Be a spiritual bee. 

There is no provocation given us at any time but, if it be skillfully and graciously improved, there is good to be gotten by it…It is an ill will indeed out of which the spiritual bee cannot extract something profitable.-Matthew Henry

I could have let the sting come between the host of the party and me.  I could have kept scratching that unfair itch.

But really, I couldn’t have.

I’ll explain: After my scary, allergic reaction I knew I had a problem. With as much as I loved autumn running and hiking, the risk of a worse reaction was all-too-real.

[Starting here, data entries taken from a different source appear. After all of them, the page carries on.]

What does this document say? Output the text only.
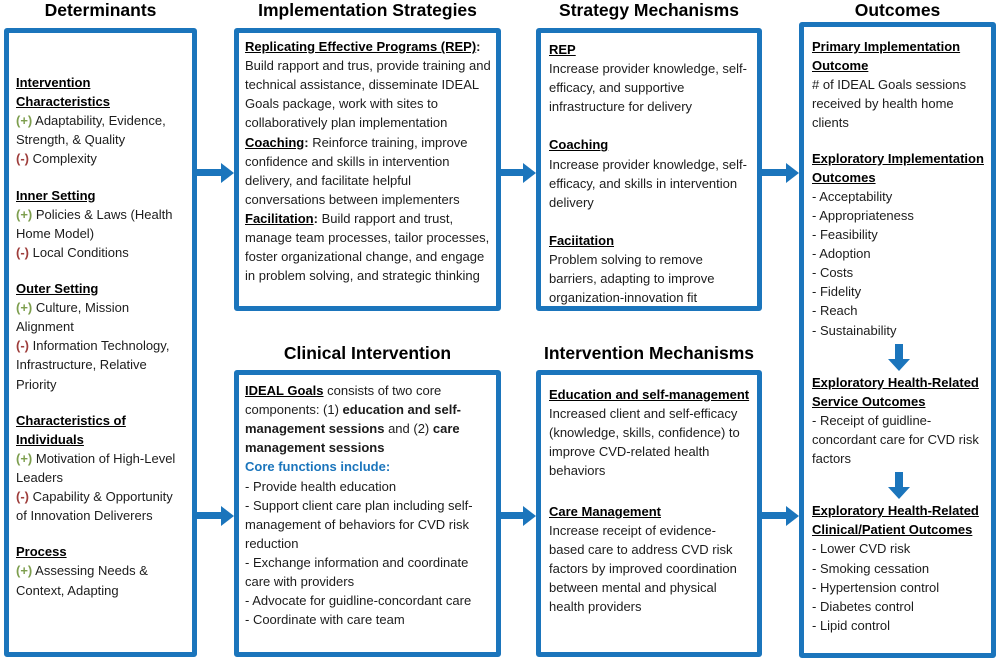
Determinants	Implementation Strategies	Strategy Mechanisms	Outcomes
Clinical Intervention	Intervention Mechanisms
Intervention Characteristics
(+) Adaptability, Evidence, Strength, & Quality
(-) Complexity
Inner Setting
(+) Policies & Laws (Health Home Model)
(-) Local Conditions
Outer Setting
(+) Culture, Mission Alignment
(-) Information Technology, Infrastructure, Relative Priority
Characteristics of Individuals
(+) Motivation of High-Level Leaders
(-) Capability & Opportunity of Innovation Deliverers
Process
(+) Assessing Needs & Context, Adapting
Replicating Effective Programs (REP): Build rapport and trus, provide training and technical assistance, disseminate IDEAL Goals package, work with sites to collaboratively plan implementation
Coaching: Reinforce training, improve confidence and skills in intervention delivery, and facilitate helpful conversations between implementers
Facilitation: Build rapport and trust, manage team processes, tailor processes, foster organizational change, and engage in problem solving, and strategic thinking
REP
Increase provider knowledge, self-efficacy, and supportive infrastructure for delivery
Coaching
Increase provider knowledge, self-efficacy, and skills in intervention delivery
Faciitation
Problem solving to remove barriers, adapting to improve organization-innovation fit
IDEAL Goals consists of two core components: (1) education and self-management sessions and (2) care management sessions
Core functions include:
- Provide health education
- Support client care plan including self-management of behaviors for CVD risk reduction
- Exchange information and coordinate care with providers
- Advocate for guidline-concordant care
- Coordinate with care team
Education and self-management
Increased client and self-efficacy (knowledge, skills, confidence) to improve CVD-related health behaviors
Care Management
Increase receipt of evidence-based care to address CVD risk factors by improved coordination between mental and physical health providers
Primary Implementation Outcome
# of IDEAL Goals sessions received by health home clients
Exploratory Implementation Outcomes
- Acceptability
- Appropriateness
- Feasibility
- Adoption
- Costs
- Fidelity
- Reach
- Sustainability
Exploratory Health-Related Service Outcomes
- Receipt of guidline-concordant care for CVD risk factors
Exploratory Health-Related Clinical/Patient Outcomes
- Lower CVD risk
- Smoking cessation
- Hypertension control
- Diabetes control
- Lipid control
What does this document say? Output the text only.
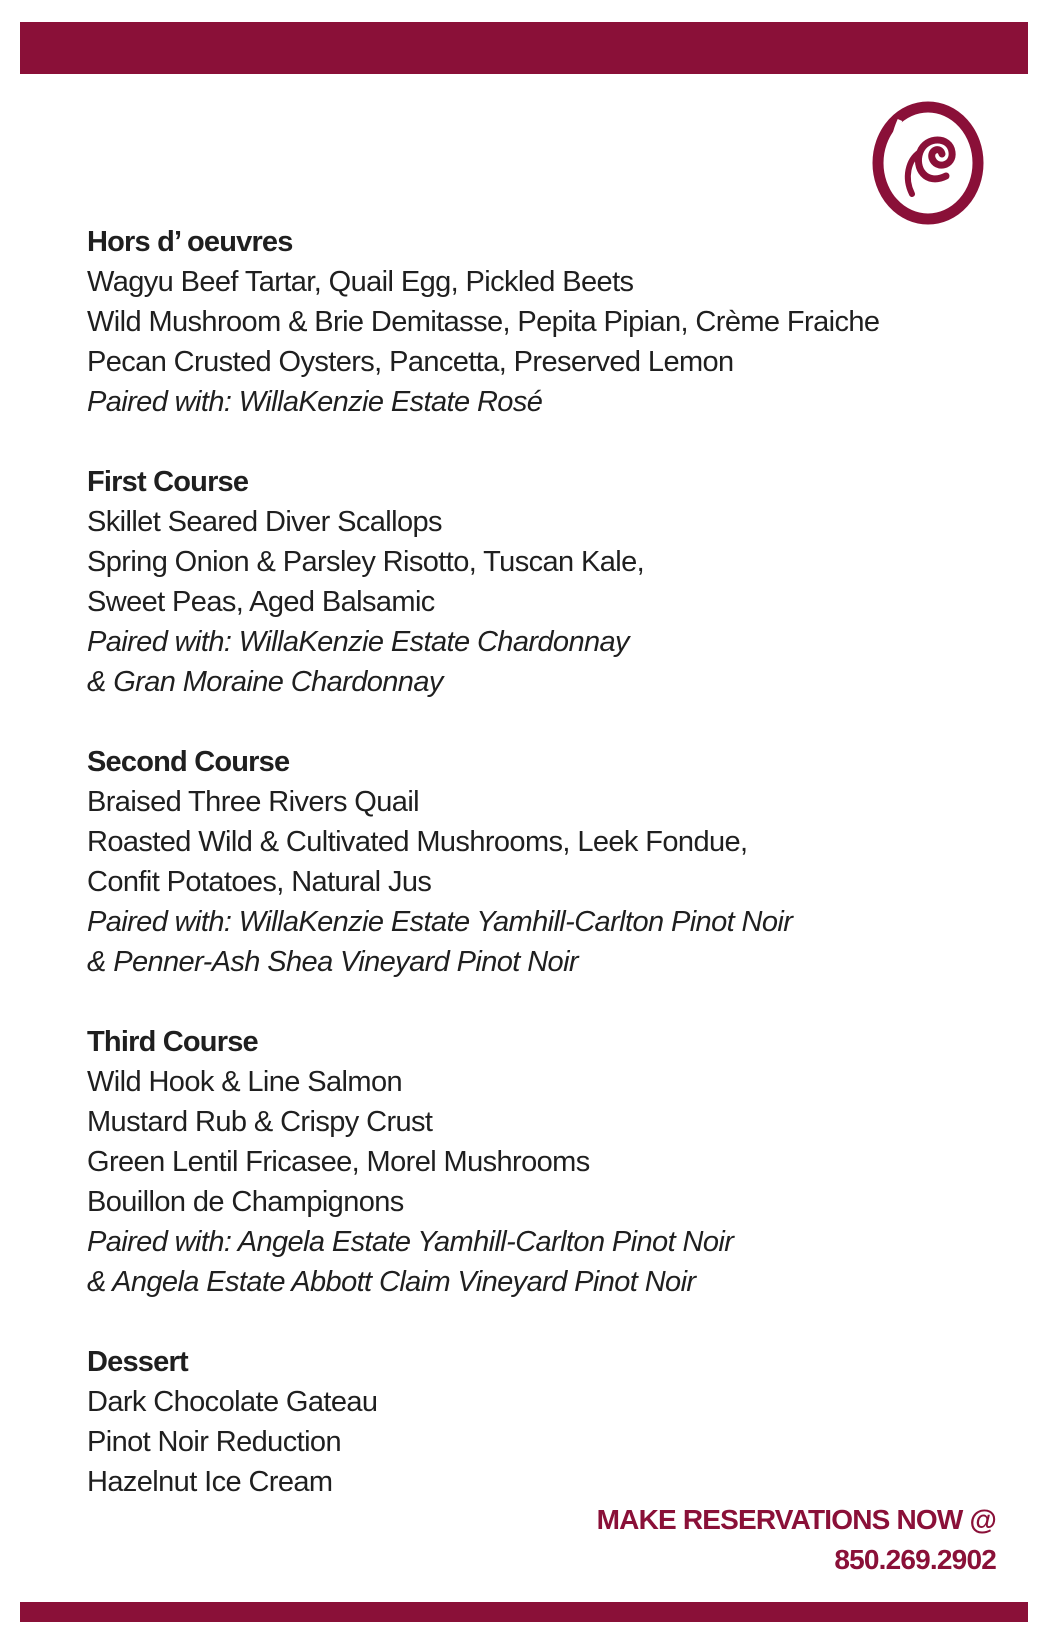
Hors d’ oeuvres
Wagyu Beef Tartar, Quail Egg, Pickled Beets
Wild Mushroom & Brie Demitasse, Pepita Pipian, Crème Fraiche
Pecan Crusted Oysters, Pancetta, Preserved Lemon
Paired with: WillaKenzie Estate Rosé
First Course
Skillet Seared Diver Scallops
Spring Onion & Parsley Risotto, Tuscan Kale,
Sweet Peas, Aged Balsamic
Paired with: WillaKenzie Estate Chardonnay
& Gran Moraine Chardonnay
Second Course
Braised Three Rivers Quail
Roasted Wild & Cultivated Mushrooms, Leek Fondue,
Confit Potatoes, Natural Jus
Paired with: WillaKenzie Estate Yamhill-Carlton Pinot Noir
& Penner-Ash Shea Vineyard Pinot Noir
Third Course
Wild Hook & Line Salmon
Mustard Rub & Crispy Crust
Green Lentil Fricasee, Morel Mushrooms
Bouillon de Champignons
Paired with: Angela Estate Yamhill-Carlton Pinot Noir
& Angela Estate Abbott Claim Vineyard Pinot Noir
Dessert
Dark Chocolate Gateau
Pinot Noir Reduction
Hazelnut Ice Cream
MAKE RESERVATIONS NOW @
850.269.2902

So I signed up for five years of desensitization shots. They “taught” my body to handle the venom in the sting of even a hundred wasps and bees. And living years under God’s grace has trained  me not to react so badly.

Obviously,  I still react. The sight of the kids provoked me. It stung and I scratched.

Desensitize yourself by grace.

For as high as the heavens are above the earth, so great is his steadfast love toward those who fear him; as far as the east is from the west, so far does he remove our transgressions from us. –David

But instead of continuing to scratch that itch, I auto-injected truth. Like how the lavishness of God’s grace to me is as far from fair and equal as east is from west. Like how complaining is conduct unbecoming a child of God. How scratching the itch by venting and complaining is not merely a bad habit. It is evil.

To gripe about unequal grace is a repudiation of the Gospel. And to move out of my lane and refuse the divine antidote- YOU FOLLOW ME- is to begrudge the God of all grace who gives to each one of us- not equally, but unequally and lavishly – as He wills. God gives us what we need to grow us up like Jesus. Our Father knows best and I want to be His spiritual bee.

So I left restroom and returned to the party room. My friend Meg’s son sat alone at our table. I plopped down and asked, How old are you now, Tim? You’re getting so big. Just then Meg came back with food for Tim and asked, So where are your guys anyway?

This time I didn’t scratch. They’re having some good Grandma and Grandpa time tonight.